The RBA’s digital currency project could create a ‘dystopian nightmare’

Central banks around the world are now exploring the evolution of fiat currency through CBDCs in response to the rise of cryptocurrencies and a growing reliance on digital forms of payment.

Dr Dimitrios Salampasis is Lecturer of FinTech Innovation and Entrepreneurship at the Swinburne University of Technology’s business school who has published academic writing on the effects of blockchain, and technology more generally, on the financial industry. He believes the concept of a CBDC could be damaging if it isn’t implemented carefully.

“People see it in two ways: potentially as vehicle for accessibility, inclusion and democratisition,” Dr Salampasis said.
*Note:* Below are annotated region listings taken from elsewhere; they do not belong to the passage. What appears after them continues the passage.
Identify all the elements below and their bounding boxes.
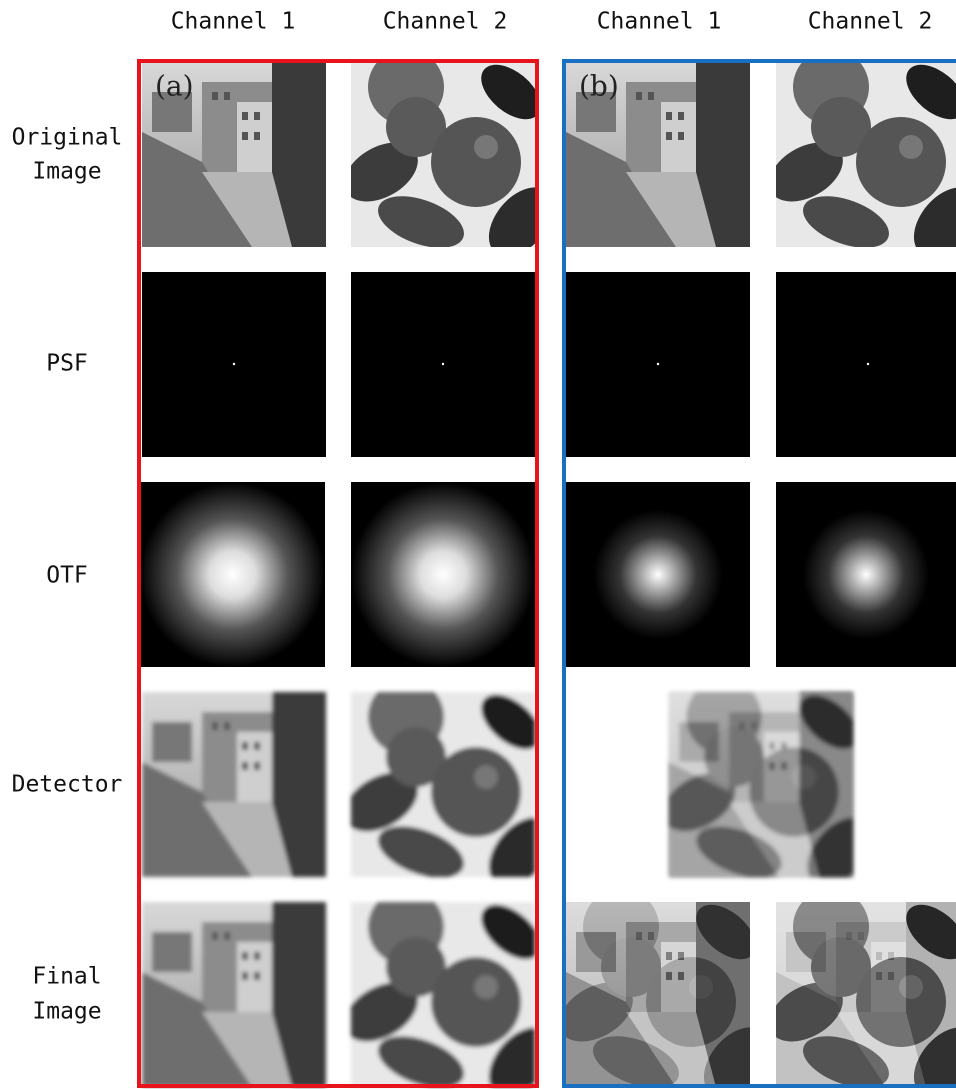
row-label: Detector bbox=[12, 772, 123, 798]
image bbox=[759, 889, 956, 1089]
row-label: Final bbox=[32, 964, 101, 990]
row-label: Image bbox=[32, 159, 101, 185]
image bbox=[776, 272, 956, 457]
image bbox=[549, 889, 781, 1089]
image bbox=[652, 679, 884, 899]
image bbox=[334, 889, 566, 1089]
image bbox=[334, 49, 566, 269]
image bbox=[776, 482, 956, 667]
image bbox=[566, 272, 750, 457]
column-header: Channel 1 bbox=[597, 9, 722, 35]
image bbox=[140, 482, 325, 667]
image bbox=[142, 902, 326, 1087]
image bbox=[334, 679, 566, 899]
row-label: Original bbox=[12, 125, 123, 151]
image bbox=[351, 272, 535, 457]
row-label: Image bbox=[32, 999, 101, 1025]
image bbox=[142, 272, 326, 457]
image bbox=[351, 482, 535, 667]
column-header: Channel 2 bbox=[808, 9, 933, 35]
figure: Channel 1 Channel 2 Channel 1 Channel 2 … bbox=[0, 0, 956, 1089]
image bbox=[566, 482, 750, 667]
column-header: Channel 2 bbox=[383, 9, 508, 35]
panel-label: (b) bbox=[579, 70, 619, 103]
column-header: Channel 1 bbox=[171, 9, 296, 35]
panel-label: (a) bbox=[155, 70, 194, 103]
image bbox=[142, 692, 326, 877]
image bbox=[759, 49, 956, 269]
row-label: PSF bbox=[46, 351, 88, 377]
row-label: OTF bbox=[46, 563, 88, 589]
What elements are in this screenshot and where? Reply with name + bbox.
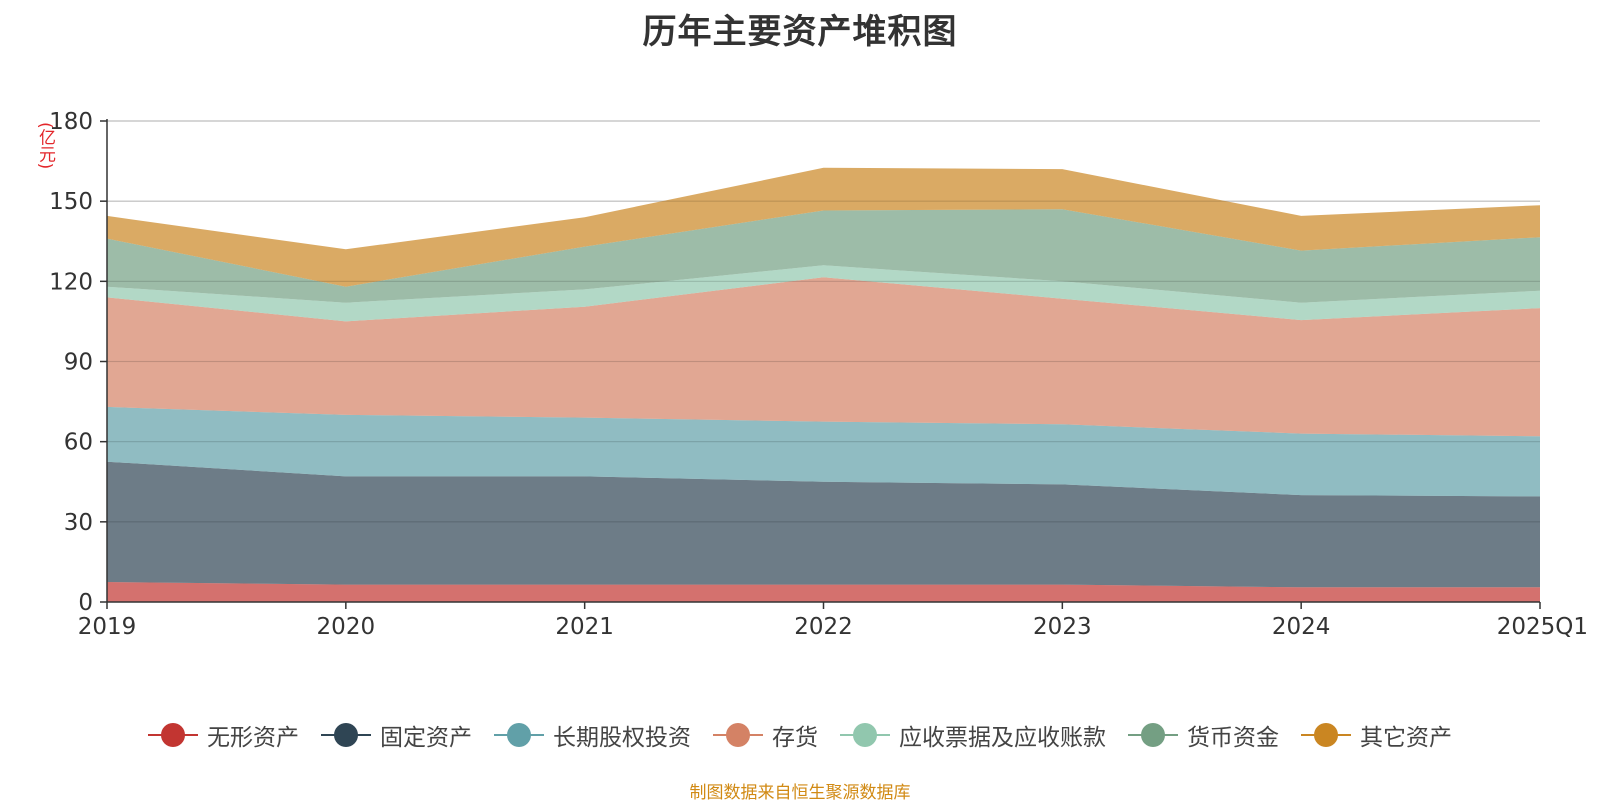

“But there is another side where, if we have a totally centralised CBDC, it could lead to greater control, data exploitation, and money manipulation.”

In December, the RBA finished a proof-of-concept exploration into issuing a wholesale Australian CBDC through the Ethereum blockchain.

It found the tokenised CBDC could “provide efficiency gains and reduce operation risk by replacing highly manual and paper-based processes” but has given no timeline on the introduction of an Australian CBDC, if it even decides to go ahead.

There are generally two broad kinds of CBDCs currently being explored globally: wholesale (which is issued from central banks to financial institutions) and retail (which goes straight to consumers).

 

Beware the retail CBDC

A retail option is what Dr Salampasis is mostly concerned about as it would effectively bypass the traditional banks that currently act as intermediaries between the RBA and everyday Australians.

“There are serious issues around account management and whether the Reserve Bank would have the capacity to handle all these transactions if it adopted a retail model,” he said.

“And there is the fact you would have retail banks not needed anymore since all accounts would sit within central banks.

“I personally believe a CBDC could potentially lead to deep, fundamental structural changes within monetary policy.

He’s not alone in his concerns, either.

Recently the chair of the Australian Prudential Regulation Authority (APRA) Wayne Byrnes expressed his concerns about the project, telling the AFR that a retail CBDC could have “very, very big implications for the structure of the rest of the financial system”.

“For example, if individuals were able to have their own accounts with the central bank, you could find an situation in which large parts of the financial system just get bypassed and that could have some very, very be big structural implications,” Byrnes said.

 

Important design questions

How then should the RBA go about its exploration of the CBDC concept?

Dr Salampasis said there were some very important questions to be asked and thinks we should be constructing a dialogue to make sure Australians get what they want and need out of a new form of fiat currency.

“Do we want to create a CDBC to clash with digital assets like cryptocurrency, or should it be interoperable?” he asked.

“Is it about protecting the fiat currency by making sure it remains the main vehicle for medium exchange and store of value?

“Or is it about staying competitive in global foreign exchange markets and with international business?

“Perhaps we just want central banks to have more of a job in a decentralised world. I believe we really need to have a constructive dialogue among all stakeholders from both a feasibility and desirability standpoint.

“There are a lot of questions here that mesh with economics, finance, technology – it’s not so simple.”

Internationally, the CBDC question is beginning to take shape with Chair of the US Federal Reserve Jerome Powell recently saying there was nothing stopping a US CBDC from co-existing with cryptocurrencies and stablecoins.

But the US’s economic rivals in China have taken the opposite stance.

China’s CBDC will be in use at the Winter Olympic Games when it kicks off next month as part of a wide-scale test and showcase for the world, putting the Chinese project far ahead of other countries’ efforts.

Yet it banned the trade and mining of cryptocurrencies last year, saying the alternative economy was “disrupting economic and financial order” through “illegal fund-raising, fraud, pyramid schemes and other illegal and criminal activities” which “seriously [endangered] the safety of people’s property”.